I love how you opened with disclaimers. I like your use of humor and witt. And references to The Princess Bride always appeal to me.
"So here’s the Big Reveal: If my needs aren’t getting met, odds are really, really good that I’m not meeting the needs of others. " Great observation.
Somewhere in there you wrote about families spitting into the wind and ending up with faces full of saliva. Great use of yucky imagery.
I really liked the whole series and enjoy your writing style. I want to add next a comment of about something that you barely touched on.
Since I read the disclaimer, I realize you only wrote about your own marriage from your own perspective. You likely don’t have much experience with the thing I want to mention. You barely touched on this point, but in part III you wrote: “Loving someone enough to take responsibility for the good of their entire person can be a daunting task. It sometimes involves unpleasant activities, such as gentle criticism.”–Perhaps you are the only one in your marriage that ever needs gentle cricism while your lovely and beautiful Katrina doesn’t.

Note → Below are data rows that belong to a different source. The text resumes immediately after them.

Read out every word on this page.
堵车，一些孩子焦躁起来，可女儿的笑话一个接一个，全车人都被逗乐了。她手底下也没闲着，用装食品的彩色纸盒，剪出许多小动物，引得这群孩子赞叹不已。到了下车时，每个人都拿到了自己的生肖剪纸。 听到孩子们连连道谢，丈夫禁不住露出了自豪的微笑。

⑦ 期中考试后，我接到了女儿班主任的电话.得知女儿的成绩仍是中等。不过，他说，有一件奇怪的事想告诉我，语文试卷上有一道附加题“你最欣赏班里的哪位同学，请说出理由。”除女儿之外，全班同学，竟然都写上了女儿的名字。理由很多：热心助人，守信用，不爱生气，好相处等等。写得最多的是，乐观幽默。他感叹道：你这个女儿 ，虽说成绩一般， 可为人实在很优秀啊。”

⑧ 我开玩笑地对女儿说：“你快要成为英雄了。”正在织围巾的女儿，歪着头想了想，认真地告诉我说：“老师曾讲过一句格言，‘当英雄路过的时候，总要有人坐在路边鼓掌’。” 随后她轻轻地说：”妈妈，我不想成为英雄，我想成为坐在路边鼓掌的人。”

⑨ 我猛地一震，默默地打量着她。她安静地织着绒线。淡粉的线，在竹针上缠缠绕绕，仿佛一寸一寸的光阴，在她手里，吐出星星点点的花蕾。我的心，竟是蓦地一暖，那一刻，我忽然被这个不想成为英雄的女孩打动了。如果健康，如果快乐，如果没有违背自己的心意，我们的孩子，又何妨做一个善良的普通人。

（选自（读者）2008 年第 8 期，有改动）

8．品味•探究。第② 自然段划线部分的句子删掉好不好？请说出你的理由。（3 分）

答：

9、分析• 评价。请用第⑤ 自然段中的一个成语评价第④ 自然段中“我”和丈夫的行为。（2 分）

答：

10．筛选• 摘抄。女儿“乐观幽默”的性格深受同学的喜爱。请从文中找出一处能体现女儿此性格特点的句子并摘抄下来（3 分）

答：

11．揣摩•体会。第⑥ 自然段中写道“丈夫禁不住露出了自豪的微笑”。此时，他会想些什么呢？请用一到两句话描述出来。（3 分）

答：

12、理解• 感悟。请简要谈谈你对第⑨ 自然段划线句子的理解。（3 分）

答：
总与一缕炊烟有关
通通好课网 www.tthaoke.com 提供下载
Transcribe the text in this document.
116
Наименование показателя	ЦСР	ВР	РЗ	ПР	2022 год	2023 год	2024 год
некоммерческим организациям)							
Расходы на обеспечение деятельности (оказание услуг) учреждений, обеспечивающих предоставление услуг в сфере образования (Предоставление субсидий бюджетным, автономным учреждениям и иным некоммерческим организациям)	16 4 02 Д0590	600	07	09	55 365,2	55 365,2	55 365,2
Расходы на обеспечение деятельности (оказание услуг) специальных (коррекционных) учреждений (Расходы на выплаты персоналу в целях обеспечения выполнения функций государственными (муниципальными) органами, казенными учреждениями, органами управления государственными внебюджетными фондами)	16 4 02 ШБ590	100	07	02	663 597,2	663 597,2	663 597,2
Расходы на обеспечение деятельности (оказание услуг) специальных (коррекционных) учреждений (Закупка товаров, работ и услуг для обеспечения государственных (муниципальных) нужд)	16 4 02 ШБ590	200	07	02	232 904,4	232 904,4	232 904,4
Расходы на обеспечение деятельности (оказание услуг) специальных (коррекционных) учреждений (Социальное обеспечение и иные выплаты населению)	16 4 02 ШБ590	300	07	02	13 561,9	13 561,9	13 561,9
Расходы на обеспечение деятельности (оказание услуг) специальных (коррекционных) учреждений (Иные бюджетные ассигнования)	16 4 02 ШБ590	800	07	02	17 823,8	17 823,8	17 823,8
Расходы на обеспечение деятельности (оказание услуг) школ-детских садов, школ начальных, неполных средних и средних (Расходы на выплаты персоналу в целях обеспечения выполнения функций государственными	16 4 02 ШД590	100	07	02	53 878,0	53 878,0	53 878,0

But for the really nice guys who aren’t so fortunate, (and who might already be doing everything you wrote), they might need the reminder that sometimes wives need gentle and loving criticism for the good of our souls too. I don’t think Mr. Chance went into any detail about that, (which might be why the ladies like his article.) Key word: gentle. Another key word: need. Not gruff comments after a hard day about some little imperfection, but gentle reminders (perhaps on a really good day) to carefully bring up areas where deadly sins may be creeping in and taking over. I just wanted to mention that because some “nice guys” fail to correct some seriously sinful behaviors in their wives.